Documents filed with the ASX also signalled the business is investing in improving its digital and online offerings. During last year’s Black Friday sales, Harvey Norman’s website crashed and lagged between 8am to 8pm, unable to keep up with high online traffic.
However, Harvey said only a small fraction of its sales were online (6 per cent in fridges, 15 per cent in computers), with many internet purchases made after the customer had come into a store to see the product in person. The company has invested several millions into upgrading its physical showrooms, in contrast to ecommerce-only retailers Temple & Webster and Kogan.com.
Harvey dismissed the business-model of online-only shops such as Temple & Webster, which have found it hard to keep the momentum they had early in the pandemic, when a lockdown-driven shopping boom boosted their profits.

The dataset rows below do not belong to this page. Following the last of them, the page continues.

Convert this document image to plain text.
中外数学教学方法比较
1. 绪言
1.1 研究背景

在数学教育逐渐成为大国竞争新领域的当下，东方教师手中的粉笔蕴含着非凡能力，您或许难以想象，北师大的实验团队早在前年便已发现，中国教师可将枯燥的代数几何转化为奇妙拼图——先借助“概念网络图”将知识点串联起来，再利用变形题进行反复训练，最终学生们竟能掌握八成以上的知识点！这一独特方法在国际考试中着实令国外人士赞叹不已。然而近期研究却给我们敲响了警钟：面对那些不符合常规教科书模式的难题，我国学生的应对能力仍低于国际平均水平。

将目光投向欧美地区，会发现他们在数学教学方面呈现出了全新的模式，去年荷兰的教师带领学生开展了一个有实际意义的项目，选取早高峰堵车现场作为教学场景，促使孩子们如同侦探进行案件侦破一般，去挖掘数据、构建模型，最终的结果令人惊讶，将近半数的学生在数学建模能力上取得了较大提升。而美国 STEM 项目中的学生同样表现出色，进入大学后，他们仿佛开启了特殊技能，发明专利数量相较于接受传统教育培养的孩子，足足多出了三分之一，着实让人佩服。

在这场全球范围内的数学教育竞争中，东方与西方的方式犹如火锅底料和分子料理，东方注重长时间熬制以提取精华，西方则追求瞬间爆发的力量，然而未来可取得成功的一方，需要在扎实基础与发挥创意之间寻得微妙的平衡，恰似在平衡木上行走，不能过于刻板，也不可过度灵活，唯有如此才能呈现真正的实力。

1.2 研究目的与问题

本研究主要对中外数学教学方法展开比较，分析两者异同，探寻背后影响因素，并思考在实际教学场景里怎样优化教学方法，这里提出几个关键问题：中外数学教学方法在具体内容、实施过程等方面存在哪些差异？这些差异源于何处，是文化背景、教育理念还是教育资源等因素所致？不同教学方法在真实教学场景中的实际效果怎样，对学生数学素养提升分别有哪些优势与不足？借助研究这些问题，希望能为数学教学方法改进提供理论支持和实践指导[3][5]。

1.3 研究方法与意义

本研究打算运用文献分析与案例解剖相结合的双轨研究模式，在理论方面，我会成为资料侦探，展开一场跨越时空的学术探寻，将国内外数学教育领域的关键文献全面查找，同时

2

Temple and Webster posted $13.9 million in net profits in the 2020 financial year, but earnings have steadily declined since then to $8.3 million in fiscal 2023 (although it recently revealed a record half in which revenue shot up 23 per cent).
Kogan.com has been unprofitable for the past two financial years, booking a $25.9 million net loss in fiscal 2023, but has changed its business strategy after reducing excess inventory built up during the pandemic.
The about-turn helped it to more than triple its net profits to $10.2 million in the December half. Kogan.com announced it is hiking the cost of its premium subscription from April 8 for loyalty customers, who are responsible for 60 per cent of its sales.